I accept my fault here at <+8>
I accept my fault here at <+8>
Guys, I am stuck at only one point:-
0x08048485 <+17>: lea -0xc(%ebp),%eax
0x08048488 <+20>: mov %eax,(%esp)
0x0804848b <+23>: call 0x8048374 <gets@plt>
0x08048490 <+28>: lea -0xc(%ebp),%eax
0x08048493 <+31>: mov %eax,(%esp)
0x08048496 <+34>: call 0x80483a4 <puts@plt>
Why the hell does it get the -12 offseted bytes and places it just under the stack. And again the same thing it does before putting it to screen.
well, anyways cya in the evening. I'll try to post the vid.
The argument for gets() and puts() is the address of the buffer which is at an offset -0xc from ebp more precisely the buffer starts @ address ebp-0xc. About the mov %eax,(%esp) part, it is equivalent to pushl %eax . All it does is pass the parameter for the gets() and puts() .
Last edited by sebas_phoenix; 09-05-2012 at 01:24 PM.
@marc_kriss - Hey buddy, that's the nice work you're doing here.
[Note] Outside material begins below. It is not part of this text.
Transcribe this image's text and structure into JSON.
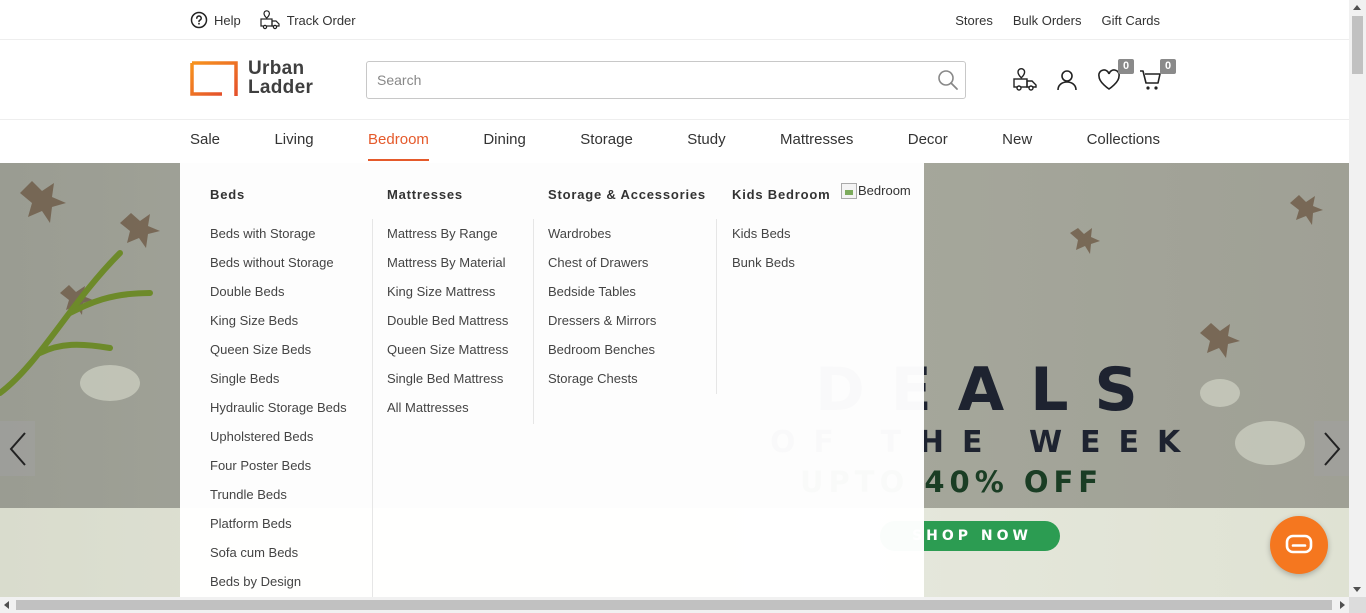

Really appreciate your efforts. The day I'll start learning assembly, yours and SecurityTube's vidoes will be in my must watch list.
Cheers.
Regards,
RahulB
Anyone who stops learning is old, whether at twenty or eighty. Anyone who
keeps learning stays young. The greatest thing in life is to keep your mind young.
- Henry Ford
Thanks Rahul...It is really an honor to have such complement. But these videos are based on what i learnt from Vivek Ramachandran videos and an E-book (mentioned by B0nd)- Assembly programming from ground up.
Last edited by marc_kriss; 09-05-2012 at 09:56 PM.
An introductory video on buffer overflow, its detection and protection by Operating System.
Assembly programming- understanding buffer overflows part-1
Assembly programming understanding buffer overflows part 1 - YouTube
The second part is quite struggling because OS is not allowing me to overwrite the return address and divert it with my own function. May be when i find other ways of vulnerability into it.
Assembly programming- understanding buffer overflows part-2:-
http://youtu.be/D90pvvI66f4
Last edited by marc_kriss; 09-07-2012 at 12:03 AM.
hey marc_kriss,
thanx a lot for the videos! i've been always meaning to learn assembly language. These videos would be helpful for me.![]()
Hello friends...A question to all mates out there. Is this knowledge enough for signing up for PWB(training course for OSCP) ? In fact i started learning Assembly for preparing for PWB. Though I tried to leave some help for beginners in assembly as i learnt. About my prep! - i have full knowledge of CCNA, decent C,C++, python, CEH (not advanced), learnt Redhat linux. So do you advice me to proceed for signing up for PWB?